The author took this 131-inch 8-pointer in early December on a bitter cold day in Georgia. Hunting during bad weather in the late season really pays off—if you’re prepared for it.

Late season can be feast or famine. After several hard weeks of vigorous rutting activity (usually throughout November in most parts of the country) mature bucks have a way of getting extremely scarce. As soon as the peak of the rut has waned, and receptive does can no longer be found, older bucks usually stay close to their daytime bedding areas or sanctuaries.

Because of this curtailed movement during the post-rut period, daytime sightings by hunters usually go way down. However, hunters have one thing going for them: All deer have to eat--big bucks included. If the weather is cold and nasty, mature buck sightings tend to go up. In fact, the nastier the weather, the better the hunting usually is. If it's warm and clear, sightings go down. Something about bitter cold weather seems to make mature bucks head to nearby food sources in the late season.

A number of years ago I worked as an elk-hunting guide in Colorado. Elk season lasted from mid-September until mid-November, so I effectively missed the November whitetail rut in my home state of Georgia. Even though I knew that post-rut hunting would be a lot tougher in early December, I was anxious to get in the woods because I hadn't been able to hunt whitetails that season. As soon as I got home around Thanksgiving I started hunting with a vengeance, making up for lost time.


In early December, Leon Scott, a good friend and hunting companion, invited me to his club lease for a Saturday hunt in Crawford County. It just so happened that he and I had visited the property the previous August to do a little pre-season scouting. I had found a potentially good area to hunt along a creek drainage where I'd discovered several big rubs with old scrapes from the season before. I knew that if the buck that had left this sign was still alive, he'd be a good one. However, since I was an invited guest on a property with a number of other club members to contend with, I also knew that I probably wouldn't have a choice where I would hunt. Luck was, however, on my side that day.

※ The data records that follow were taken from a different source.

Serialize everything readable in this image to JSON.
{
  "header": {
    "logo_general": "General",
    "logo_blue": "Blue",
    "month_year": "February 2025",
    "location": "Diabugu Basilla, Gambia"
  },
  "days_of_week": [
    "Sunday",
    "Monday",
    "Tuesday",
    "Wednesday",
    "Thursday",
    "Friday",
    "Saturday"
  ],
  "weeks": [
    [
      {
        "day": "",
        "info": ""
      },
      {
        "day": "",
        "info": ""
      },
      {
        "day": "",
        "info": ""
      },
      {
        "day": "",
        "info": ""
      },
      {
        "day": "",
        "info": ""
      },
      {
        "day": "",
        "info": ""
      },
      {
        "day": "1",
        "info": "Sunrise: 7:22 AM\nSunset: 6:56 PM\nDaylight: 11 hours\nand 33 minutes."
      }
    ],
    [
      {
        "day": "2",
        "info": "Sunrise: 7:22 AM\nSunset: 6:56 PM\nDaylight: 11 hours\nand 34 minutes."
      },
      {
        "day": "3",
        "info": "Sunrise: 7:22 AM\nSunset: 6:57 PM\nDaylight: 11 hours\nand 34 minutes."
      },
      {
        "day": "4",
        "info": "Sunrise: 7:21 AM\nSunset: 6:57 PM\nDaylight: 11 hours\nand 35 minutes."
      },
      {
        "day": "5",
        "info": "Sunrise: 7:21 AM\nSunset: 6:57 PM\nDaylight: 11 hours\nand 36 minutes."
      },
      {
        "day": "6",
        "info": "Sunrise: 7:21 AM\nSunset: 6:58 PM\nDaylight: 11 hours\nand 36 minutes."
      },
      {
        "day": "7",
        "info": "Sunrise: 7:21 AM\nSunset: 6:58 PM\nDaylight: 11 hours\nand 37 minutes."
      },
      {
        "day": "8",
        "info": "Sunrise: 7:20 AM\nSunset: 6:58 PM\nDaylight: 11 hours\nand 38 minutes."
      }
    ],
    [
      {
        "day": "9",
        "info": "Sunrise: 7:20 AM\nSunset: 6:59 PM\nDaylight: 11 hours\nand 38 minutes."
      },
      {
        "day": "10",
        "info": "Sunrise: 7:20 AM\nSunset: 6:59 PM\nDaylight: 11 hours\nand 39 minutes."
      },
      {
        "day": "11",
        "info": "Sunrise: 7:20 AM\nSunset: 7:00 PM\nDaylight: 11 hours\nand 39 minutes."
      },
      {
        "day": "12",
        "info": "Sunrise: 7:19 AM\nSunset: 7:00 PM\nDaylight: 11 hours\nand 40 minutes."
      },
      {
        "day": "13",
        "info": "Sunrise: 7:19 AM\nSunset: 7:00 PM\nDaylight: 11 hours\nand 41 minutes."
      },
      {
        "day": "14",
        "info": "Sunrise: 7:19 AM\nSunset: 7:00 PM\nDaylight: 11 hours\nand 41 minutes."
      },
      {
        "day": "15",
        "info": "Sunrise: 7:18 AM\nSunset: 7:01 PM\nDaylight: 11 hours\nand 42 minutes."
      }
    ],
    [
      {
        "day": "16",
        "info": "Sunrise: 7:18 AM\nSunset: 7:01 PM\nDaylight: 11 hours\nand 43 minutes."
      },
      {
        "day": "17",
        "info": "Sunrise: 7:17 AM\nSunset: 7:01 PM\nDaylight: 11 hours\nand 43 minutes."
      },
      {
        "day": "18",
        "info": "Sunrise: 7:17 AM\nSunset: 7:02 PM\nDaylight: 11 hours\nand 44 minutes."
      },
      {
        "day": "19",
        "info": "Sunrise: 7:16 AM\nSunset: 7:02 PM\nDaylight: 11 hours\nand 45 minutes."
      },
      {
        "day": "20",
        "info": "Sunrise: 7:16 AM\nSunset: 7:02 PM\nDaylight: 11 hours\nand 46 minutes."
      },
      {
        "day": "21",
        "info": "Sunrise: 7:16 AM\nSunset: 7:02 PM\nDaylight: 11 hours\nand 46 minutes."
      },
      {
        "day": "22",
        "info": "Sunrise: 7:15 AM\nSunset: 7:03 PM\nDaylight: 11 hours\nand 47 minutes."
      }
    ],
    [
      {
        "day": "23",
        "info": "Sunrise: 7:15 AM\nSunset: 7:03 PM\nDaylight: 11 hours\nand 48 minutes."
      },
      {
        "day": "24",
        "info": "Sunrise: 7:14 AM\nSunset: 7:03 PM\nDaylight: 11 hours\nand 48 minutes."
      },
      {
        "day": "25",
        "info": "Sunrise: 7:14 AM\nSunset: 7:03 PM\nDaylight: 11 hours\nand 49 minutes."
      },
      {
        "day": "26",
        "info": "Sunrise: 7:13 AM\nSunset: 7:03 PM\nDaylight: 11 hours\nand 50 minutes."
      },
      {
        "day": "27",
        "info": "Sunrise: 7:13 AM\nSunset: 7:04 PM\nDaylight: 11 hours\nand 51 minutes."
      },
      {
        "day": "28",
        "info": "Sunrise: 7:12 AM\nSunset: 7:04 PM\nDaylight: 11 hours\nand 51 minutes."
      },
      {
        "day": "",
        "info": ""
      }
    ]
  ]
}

Leon and I arrived at the gate about an hour before daylight on Saturday morning. Three or four days earlier, a late-season storm had deposited several inches of sleet and snow across central Georgia. Most of the ice had melted, but the temperature had plummeted. On that cold, Saturday morning, it was around 12 degrees. I had been hunting another tract in the ice all week, and before my luck turned around on that memorable Saturday, things had not gone well at all.

First, my climbing tree stand was stolen. I had left it leaning against a tree in the woods late one weekday afternoon with the intention of using it the next morning. A thief had seen my tracks in the ice when I walked out to the road, and after dark, he had back-tracked my trail to the stand. When I entered the woods the next morning, before daylight, I saw his tracks in the ice on a logging road going in and out--I immediately knew what had happened and, sure enough, my stand was gone.